BROOKLYN, Mich. – Consider this – Dale Earnhardt Jr. is finally a contender.
Granted, he has made the Chase for the NASCAR Sprint Cup before, with some fine finishes (third once, fifth three times) in the final series championship standings. But there’s something different about this year. Considered for so long by so many as a champion-in-waiting, Earnhardt looks to be assuming the aura of a champion-on-deck.
What a road he has traveled to this spot – two victories in a season for the first time since 2004 and all but assured of making the newly expanded Chase field because of those wins. After years of spotlighted scrutiny and periodic victory droughts that left his legion of fans disappointed, Earnhardt may be ready to deliver a long-awaited, long-expected title in NASCAR’s premier series – or at the very least, come awfully close to doing so.

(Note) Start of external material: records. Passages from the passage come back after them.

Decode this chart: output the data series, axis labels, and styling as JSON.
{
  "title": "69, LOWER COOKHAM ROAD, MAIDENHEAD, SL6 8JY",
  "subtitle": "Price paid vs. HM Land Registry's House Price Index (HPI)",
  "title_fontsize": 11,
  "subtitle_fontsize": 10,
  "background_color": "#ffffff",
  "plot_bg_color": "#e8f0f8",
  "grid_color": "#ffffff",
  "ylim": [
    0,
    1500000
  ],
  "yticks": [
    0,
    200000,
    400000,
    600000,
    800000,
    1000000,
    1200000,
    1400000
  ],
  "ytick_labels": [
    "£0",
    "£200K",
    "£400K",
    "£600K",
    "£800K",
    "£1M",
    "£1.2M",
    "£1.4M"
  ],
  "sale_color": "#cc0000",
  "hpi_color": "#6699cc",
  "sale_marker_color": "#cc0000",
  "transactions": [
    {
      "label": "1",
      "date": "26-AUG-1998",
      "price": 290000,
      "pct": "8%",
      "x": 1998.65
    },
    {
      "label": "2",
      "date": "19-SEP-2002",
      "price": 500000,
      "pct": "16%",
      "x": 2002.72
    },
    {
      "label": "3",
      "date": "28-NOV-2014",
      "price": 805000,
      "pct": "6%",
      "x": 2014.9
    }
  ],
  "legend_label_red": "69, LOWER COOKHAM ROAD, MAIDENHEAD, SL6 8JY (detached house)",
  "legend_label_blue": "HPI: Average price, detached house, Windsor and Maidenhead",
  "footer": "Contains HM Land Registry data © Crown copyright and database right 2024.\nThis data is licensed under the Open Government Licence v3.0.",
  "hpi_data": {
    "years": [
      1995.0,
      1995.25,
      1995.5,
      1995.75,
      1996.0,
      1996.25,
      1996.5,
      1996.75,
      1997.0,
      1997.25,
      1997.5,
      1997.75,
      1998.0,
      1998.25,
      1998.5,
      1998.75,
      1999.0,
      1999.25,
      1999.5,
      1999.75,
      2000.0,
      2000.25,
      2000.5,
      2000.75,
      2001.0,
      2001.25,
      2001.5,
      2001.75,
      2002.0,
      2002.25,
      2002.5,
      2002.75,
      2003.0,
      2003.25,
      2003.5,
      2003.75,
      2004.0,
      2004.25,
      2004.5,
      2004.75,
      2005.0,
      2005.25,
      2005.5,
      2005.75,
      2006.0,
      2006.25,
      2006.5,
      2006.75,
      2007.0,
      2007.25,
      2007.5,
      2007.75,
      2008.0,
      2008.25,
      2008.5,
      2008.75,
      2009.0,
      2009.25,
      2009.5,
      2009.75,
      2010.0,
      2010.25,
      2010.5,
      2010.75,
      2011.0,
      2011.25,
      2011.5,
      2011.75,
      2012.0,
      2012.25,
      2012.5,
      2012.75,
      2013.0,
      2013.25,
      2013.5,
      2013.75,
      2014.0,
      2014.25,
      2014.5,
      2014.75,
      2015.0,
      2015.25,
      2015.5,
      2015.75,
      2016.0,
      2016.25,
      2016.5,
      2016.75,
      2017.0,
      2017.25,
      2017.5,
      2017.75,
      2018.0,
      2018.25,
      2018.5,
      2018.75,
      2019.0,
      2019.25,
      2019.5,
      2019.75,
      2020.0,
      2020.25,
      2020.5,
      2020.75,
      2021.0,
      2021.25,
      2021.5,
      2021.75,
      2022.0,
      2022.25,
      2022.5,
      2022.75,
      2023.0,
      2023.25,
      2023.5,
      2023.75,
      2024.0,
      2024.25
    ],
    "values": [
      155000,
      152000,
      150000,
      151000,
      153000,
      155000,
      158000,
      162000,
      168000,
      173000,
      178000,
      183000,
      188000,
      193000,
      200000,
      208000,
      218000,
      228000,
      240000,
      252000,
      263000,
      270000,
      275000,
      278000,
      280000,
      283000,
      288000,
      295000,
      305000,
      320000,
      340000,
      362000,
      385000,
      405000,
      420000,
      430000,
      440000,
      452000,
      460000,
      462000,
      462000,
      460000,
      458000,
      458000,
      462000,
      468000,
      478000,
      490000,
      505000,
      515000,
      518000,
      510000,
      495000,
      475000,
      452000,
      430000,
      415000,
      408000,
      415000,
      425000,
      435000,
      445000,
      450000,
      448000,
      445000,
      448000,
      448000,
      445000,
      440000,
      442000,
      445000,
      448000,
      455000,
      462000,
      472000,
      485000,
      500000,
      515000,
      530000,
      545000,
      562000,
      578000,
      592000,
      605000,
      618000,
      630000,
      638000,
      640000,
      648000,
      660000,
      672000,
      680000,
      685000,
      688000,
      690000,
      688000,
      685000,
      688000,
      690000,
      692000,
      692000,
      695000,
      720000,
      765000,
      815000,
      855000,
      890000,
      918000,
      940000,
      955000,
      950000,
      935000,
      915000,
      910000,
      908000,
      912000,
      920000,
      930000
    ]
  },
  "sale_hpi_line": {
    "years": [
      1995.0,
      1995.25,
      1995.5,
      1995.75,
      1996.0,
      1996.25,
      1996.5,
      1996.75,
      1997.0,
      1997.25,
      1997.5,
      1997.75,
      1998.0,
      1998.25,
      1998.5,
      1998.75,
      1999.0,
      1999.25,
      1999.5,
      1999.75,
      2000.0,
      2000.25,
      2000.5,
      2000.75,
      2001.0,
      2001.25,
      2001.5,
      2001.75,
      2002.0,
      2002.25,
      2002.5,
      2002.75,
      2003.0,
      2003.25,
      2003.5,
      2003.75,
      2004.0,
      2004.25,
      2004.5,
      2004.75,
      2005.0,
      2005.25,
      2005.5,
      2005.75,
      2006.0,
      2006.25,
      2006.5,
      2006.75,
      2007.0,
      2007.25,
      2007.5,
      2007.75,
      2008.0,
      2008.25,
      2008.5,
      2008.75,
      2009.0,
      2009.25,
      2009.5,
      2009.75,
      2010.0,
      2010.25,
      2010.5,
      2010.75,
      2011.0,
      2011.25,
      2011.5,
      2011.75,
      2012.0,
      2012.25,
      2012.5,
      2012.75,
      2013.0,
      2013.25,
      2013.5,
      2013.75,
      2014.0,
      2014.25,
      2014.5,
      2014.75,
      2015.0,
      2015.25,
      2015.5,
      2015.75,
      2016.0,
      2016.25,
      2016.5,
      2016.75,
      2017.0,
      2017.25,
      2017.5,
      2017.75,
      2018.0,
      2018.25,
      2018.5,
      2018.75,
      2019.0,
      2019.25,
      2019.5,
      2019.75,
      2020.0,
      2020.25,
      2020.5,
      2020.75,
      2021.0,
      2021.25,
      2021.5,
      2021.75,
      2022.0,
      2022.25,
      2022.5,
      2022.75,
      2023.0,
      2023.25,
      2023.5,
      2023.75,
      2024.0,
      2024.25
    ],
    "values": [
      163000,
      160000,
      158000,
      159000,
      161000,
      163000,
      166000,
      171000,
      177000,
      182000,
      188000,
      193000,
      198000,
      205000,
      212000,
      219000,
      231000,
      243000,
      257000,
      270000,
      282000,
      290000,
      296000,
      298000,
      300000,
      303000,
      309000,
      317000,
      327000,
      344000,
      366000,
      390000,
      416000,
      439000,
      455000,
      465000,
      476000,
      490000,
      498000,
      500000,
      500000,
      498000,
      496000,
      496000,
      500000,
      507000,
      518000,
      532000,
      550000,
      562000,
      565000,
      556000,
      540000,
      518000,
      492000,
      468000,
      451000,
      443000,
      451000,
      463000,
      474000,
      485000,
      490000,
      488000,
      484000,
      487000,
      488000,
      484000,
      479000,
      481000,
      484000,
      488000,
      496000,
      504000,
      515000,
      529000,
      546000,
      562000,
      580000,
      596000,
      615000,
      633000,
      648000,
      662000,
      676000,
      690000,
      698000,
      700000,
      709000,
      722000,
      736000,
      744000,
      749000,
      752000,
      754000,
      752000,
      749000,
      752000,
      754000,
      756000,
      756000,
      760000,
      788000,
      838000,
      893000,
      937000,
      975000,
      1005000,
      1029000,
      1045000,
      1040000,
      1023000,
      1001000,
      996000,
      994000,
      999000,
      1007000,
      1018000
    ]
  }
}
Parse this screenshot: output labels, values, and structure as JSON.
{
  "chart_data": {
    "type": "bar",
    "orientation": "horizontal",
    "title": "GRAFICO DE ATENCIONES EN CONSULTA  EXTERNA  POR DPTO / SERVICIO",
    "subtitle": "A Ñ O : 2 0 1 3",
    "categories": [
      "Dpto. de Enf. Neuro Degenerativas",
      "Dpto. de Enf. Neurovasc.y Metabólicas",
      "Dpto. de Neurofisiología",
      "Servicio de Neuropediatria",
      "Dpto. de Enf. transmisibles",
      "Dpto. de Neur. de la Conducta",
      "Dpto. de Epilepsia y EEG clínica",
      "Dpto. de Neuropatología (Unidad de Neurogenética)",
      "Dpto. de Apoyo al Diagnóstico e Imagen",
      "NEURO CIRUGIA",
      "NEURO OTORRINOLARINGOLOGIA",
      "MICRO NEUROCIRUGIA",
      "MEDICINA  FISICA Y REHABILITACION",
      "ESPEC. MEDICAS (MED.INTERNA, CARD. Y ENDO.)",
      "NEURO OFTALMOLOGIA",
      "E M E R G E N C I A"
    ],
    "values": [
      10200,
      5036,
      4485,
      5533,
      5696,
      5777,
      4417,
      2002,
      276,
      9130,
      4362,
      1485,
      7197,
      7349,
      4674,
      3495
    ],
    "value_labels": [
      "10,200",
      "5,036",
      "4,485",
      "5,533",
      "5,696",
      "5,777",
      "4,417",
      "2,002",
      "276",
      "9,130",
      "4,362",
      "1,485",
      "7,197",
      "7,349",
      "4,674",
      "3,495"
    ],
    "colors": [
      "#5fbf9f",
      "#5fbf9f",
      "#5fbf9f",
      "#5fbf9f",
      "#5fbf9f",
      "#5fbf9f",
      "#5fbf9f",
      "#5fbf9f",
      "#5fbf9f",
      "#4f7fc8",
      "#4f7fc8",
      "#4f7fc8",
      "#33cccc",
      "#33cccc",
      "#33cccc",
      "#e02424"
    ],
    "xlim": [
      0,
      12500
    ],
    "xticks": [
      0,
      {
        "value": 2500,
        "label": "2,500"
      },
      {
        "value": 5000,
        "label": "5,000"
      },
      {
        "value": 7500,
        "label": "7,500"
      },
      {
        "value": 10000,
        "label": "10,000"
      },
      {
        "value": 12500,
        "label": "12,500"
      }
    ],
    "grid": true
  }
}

Earnhardt’s victory at Pocono Raceway this past Sunday sparked a litany of statistics that, collectively, seem hard to believe: First multi-win season in a decade; same number of wins as the previous seven seasons combined; first win at Pocono in 29 starts.
More important than any of those is this: Now with two victories, Earnhardt is guaranteed to be among the top 16 race winners – the most difficult criteria to meet in landing a spot in the Chase. As long as he finishes in the top 30 in driver points after race No. 26 and attempts to qualify for every race, he’s locked into NASCAR’s “playoffs.”
Years ago, race victories, Chase berths and a series championship or three all were predicted to come routinely to a young man with two NASCAR Nationwide Series championships and the consummate NASCAR family heritage, the heir apparent to his late father, seven-time Sprint Cup champion Dale Earnhardt.
That once-bright future, which once was considered derailed by critics – of which there were many, despite Earnhardt’s immense popularity overall – seemingly was only being delayed.
That future is now. Earnhardt could be approaching a “Sr.” moment
“It’s elusive, man,” Earnhardt said at Pocono, regarding Sprint Cup success. “I don’t worry about [being criticized] as much anymore. I’m turning 40 this year, and the ‘over-rated’ talk is way behind me. That used to bother me when I was younger, but when you get old you don’t really care anymore about those kind of things. I feel like I’m such a lucky guy to have this second opportunity almost to be competitive again, and so I don’t really worry about the detractors.”